La iniciativa no solo apunta a un salto de calidad en la góndola, sino que toca la fibra más sensible de la actividad: la economía del colono. Según los fundamentos del proyecto, regular una menor proporción de palo alteraría la composición del paquete, obligando a la industria a demandar un mayor volumen de hoja verde para alcanzar los mismos niveles de producción final. Esta medida busca amortiguar los cíclicos desajustes entre la oferta y la demanda que suelen licuar el precio que recibe el eslabón más débil de la cadena: el pequeño productor.
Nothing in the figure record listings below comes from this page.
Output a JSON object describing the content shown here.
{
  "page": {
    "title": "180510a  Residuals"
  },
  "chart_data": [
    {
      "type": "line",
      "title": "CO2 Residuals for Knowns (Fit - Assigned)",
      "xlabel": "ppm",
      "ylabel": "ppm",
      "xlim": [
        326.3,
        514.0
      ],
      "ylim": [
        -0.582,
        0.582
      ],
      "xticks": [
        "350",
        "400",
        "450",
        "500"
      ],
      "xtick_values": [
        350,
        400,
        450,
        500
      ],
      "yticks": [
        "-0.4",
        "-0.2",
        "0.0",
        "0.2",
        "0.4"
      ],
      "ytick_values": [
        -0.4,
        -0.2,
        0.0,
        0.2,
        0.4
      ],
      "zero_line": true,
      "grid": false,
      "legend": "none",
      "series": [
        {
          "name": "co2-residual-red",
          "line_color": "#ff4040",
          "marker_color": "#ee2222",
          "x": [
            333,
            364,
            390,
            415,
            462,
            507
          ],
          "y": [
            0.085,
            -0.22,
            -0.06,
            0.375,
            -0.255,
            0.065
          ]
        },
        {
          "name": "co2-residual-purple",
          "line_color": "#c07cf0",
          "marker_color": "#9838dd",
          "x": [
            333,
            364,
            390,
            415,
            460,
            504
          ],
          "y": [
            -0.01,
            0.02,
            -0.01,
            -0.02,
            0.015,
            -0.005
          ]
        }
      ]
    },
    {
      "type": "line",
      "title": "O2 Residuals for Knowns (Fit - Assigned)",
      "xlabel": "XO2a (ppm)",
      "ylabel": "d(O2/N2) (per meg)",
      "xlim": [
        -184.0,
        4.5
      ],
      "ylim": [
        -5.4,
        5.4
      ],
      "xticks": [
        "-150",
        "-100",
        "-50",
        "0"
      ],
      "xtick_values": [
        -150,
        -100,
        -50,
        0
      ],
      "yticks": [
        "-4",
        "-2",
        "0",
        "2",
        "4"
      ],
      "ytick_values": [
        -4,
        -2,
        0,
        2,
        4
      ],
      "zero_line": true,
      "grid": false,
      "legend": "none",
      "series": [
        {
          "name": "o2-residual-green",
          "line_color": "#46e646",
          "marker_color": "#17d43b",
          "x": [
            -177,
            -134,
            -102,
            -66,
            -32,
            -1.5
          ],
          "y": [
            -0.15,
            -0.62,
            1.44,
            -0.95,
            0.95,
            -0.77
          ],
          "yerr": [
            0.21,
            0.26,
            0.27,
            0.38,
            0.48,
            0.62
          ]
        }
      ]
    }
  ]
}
El proyecto de Arjol también pone la lupa sobre los productos nicho, sugiriendo un tratamiento específico para las yerbas saborizadas y una tipificación diferenciada para las compuestas, que actualmente toleran hasta un 40% de otros vegetales.
Un reclamo con eco en las chacras
La propuesta está lejos de ser aislada y recoge planteos que ya crujen en el sector. En 2024, fue el dirigente cooperativista Raúl Karabén (Santo Pipó) quien encendió la mecha al sugerir públicamente esta reducción. Un año después, el legislador Paulino Javier Mela canalizó un pedido similar, que además replicó con fuerza en el petitorio de los productores autoconvocados durante las últimas movilizaciones frente a la Casa de Gobierno.
Al tratarse de una modificación del CAA, la llave final la tienen los organismos nacionales. Mientras tanto, el debate queda instalado en las chacras y los secaderos: ¿es la reducción del palo la herramienta definitiva para equilibrar la balanza yerbatera?